Y diciendo esto trató de apartar suavemente las manos de Esperanza del hermoso rostro que ocultaban.
—Es necesario que sepas, niña —le decía al mismo tiempo—, que yo solo soy el que puede quererte... y el que puede servirte de algo en la tierra. Tu madre, a quien tanto amas y por quien tanto sacrificas, es pobre... y es loca...
La autora
Bien pudiera, en verdad, citar aquí algunos textos de hombres célebres que, como el profundo Malebranche y nuestro sabio y venerado Feijoo, sostuvieron que la mujer era apta para el estudio de las ciencias, de las artes y de la literatura.
Posible me sería añadir que mujeres como madame Roland, cuyo genio fomentó y dirigió la Revolución francesa en sus días de gloria; madame Staël, tan gran política como filósofa y poeta; Rosa Bonheur, la pintora de paisajes sin rival hasta ahora; Jorge Sand, la novelista profunda, la que está llamada a compartir la gloria de Balzac y Walter Scott; santa Teresa de Jesús, ese espíritu ardiente cuya mirada penetró en los más intrincados laberintos de la teología mística; Safo, Catalina de Rusia, Juana de Arco, María Teresa, y tantas otras, cuyos nombres la historia, no mucho más imparcial que los hombres, registra en sus páginas, protestaron eternamente contra la vulgar idea de que la mujer solo sirve para las labores domésticas y que aquella que, obedeciendo tal vez a una fuerza irresistible, se aparta de esa vida pacífica y se lanza a las revueltas ondas de los tumultos del mundo, es una mujer digna de la execración general.

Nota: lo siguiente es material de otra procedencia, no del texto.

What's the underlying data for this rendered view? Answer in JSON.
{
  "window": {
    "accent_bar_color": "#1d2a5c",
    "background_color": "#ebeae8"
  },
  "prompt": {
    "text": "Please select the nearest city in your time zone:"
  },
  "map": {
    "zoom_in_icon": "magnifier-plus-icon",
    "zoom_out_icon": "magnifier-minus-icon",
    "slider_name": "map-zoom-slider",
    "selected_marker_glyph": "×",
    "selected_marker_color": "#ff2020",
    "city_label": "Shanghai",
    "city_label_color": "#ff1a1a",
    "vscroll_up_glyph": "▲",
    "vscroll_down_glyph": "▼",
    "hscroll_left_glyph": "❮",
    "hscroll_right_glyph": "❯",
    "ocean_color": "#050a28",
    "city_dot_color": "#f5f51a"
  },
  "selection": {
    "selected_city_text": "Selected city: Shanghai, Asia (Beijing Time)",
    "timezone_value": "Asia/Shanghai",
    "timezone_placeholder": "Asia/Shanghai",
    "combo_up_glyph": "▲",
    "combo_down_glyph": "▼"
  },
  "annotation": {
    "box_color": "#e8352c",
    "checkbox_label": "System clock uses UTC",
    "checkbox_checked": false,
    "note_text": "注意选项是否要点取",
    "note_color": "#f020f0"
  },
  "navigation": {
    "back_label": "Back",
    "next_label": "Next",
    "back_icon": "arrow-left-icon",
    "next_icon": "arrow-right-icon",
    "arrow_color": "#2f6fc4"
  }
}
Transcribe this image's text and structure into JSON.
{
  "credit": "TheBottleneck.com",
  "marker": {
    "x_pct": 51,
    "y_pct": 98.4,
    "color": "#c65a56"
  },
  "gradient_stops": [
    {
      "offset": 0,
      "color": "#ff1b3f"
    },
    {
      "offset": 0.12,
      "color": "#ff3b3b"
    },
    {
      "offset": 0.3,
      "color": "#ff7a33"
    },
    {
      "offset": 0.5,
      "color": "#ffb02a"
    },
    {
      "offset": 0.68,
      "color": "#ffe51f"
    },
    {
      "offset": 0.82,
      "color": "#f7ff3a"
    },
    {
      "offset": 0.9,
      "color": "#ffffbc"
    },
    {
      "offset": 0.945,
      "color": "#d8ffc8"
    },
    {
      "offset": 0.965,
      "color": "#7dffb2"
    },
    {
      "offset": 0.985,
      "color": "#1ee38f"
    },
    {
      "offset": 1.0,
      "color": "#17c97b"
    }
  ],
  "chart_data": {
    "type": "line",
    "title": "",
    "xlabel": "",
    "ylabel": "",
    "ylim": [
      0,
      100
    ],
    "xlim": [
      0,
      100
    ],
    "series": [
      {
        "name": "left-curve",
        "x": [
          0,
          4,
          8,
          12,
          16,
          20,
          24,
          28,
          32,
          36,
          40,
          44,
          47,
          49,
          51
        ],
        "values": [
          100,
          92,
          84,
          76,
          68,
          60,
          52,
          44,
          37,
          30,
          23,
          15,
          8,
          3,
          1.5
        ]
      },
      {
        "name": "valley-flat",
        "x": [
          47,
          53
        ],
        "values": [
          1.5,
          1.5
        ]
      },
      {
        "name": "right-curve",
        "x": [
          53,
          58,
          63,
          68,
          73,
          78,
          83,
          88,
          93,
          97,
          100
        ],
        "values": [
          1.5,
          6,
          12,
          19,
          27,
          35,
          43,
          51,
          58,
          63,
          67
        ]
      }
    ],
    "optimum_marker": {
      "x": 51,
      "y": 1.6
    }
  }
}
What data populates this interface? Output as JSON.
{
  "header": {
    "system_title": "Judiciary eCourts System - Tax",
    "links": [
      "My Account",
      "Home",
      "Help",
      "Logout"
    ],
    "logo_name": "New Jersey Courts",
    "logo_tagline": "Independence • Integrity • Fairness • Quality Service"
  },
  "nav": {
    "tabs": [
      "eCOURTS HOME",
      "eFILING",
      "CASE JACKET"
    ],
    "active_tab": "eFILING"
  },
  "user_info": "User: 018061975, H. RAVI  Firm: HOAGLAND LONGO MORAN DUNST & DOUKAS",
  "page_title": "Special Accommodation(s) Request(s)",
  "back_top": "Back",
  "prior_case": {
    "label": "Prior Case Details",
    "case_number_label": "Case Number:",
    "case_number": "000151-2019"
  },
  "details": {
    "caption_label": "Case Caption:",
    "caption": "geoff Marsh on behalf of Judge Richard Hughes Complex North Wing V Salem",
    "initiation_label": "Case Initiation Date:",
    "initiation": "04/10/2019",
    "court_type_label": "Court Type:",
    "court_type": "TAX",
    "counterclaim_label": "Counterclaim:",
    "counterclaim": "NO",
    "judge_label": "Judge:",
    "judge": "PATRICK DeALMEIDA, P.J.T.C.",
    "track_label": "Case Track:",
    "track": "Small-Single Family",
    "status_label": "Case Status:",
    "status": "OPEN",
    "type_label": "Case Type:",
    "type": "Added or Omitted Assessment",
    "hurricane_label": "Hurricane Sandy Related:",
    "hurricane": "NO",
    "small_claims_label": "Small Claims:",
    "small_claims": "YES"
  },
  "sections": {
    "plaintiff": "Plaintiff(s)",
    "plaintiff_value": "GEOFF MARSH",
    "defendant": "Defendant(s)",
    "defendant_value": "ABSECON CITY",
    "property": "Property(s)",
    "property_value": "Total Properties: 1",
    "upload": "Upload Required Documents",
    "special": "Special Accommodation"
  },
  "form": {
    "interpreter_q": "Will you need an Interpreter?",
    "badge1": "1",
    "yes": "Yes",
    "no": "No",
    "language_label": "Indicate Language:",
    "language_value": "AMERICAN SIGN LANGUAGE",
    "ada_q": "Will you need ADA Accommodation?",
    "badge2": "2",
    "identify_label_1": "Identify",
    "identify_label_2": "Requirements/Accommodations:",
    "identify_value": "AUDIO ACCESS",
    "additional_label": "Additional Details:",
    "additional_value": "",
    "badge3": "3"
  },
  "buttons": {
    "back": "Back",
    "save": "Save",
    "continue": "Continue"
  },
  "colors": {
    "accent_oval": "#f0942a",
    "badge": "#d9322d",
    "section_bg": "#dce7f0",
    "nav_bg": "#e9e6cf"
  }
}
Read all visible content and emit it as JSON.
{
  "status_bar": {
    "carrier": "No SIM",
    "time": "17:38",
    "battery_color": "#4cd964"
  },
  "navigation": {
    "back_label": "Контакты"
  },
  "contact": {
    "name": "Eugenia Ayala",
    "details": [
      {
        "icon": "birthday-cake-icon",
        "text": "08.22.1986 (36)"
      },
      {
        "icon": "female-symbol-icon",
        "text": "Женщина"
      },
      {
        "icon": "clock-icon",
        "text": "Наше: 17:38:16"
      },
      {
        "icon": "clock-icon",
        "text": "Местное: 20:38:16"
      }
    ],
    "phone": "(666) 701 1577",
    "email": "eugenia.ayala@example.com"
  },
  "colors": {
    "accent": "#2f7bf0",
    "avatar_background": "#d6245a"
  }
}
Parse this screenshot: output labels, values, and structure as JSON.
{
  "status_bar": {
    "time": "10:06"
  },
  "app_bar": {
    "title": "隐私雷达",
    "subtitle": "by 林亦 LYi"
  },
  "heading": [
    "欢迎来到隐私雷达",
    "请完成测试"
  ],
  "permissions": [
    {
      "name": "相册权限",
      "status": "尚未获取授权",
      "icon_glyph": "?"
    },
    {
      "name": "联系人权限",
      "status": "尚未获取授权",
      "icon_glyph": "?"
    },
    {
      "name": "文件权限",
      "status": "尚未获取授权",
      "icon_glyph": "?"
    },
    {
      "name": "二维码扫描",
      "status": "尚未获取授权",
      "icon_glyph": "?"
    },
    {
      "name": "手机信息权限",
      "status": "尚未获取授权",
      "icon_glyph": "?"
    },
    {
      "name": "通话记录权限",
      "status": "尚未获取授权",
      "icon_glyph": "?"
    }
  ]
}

No quiero decir que no, porque quizá la que esto escribe es de la misma opinión.
Pasados aquellos tiempos en que se discutía formalmente si la mujer tenía alma y si podía pensar —¿se escribieron acaso páginas más bellas y profundas, al frente de las obras de Rousseau que las de la autora de Lelia?— se nos permite ya optar a la corona de la inmortalidad, y se nos hace el regalo de creer que podemos escribir algunos libros, porque hoy, nuevos Lázaros, hemos recogido estas migajas de libertad al pie de la mesa del rico, que se llama siglo XIX.
Yo pudiera muy bien decir aquí cuál fue el móvil que me obligó a publicar versos condenados desde el momento de nacer a la oscuridad a que voluntariamente los condenaba la persona que solo los escribía para aliviar sus penas reales o imaginarias, pero no para que sobre ellos cayese la mirada de otro que no fuese su autora.
No es éste, sin embargo, el lugar oportuno de hacer semejantes revelaciones.
Al público le importaría muy poco el saberlo y por eso las callo.
Pero como el objeto de este prólogo es sincerarme de mi atrevimiento al publicar este libro, diré, aunque es harto sabido de todos, que, dado el primer paso, los demás son hijos de él, porque esta senda de perdición se recorre muy pronto.
Publicados mis primeros versos, la aparición de este libro era forzosa casi.
La vanidad, ese pecado de la mujer, de que ciertamente no está muy exento el hombre, no entra aquí para nada: un libro más en el gran mar de las publicaciones actuales es como una gota de agua en el océano.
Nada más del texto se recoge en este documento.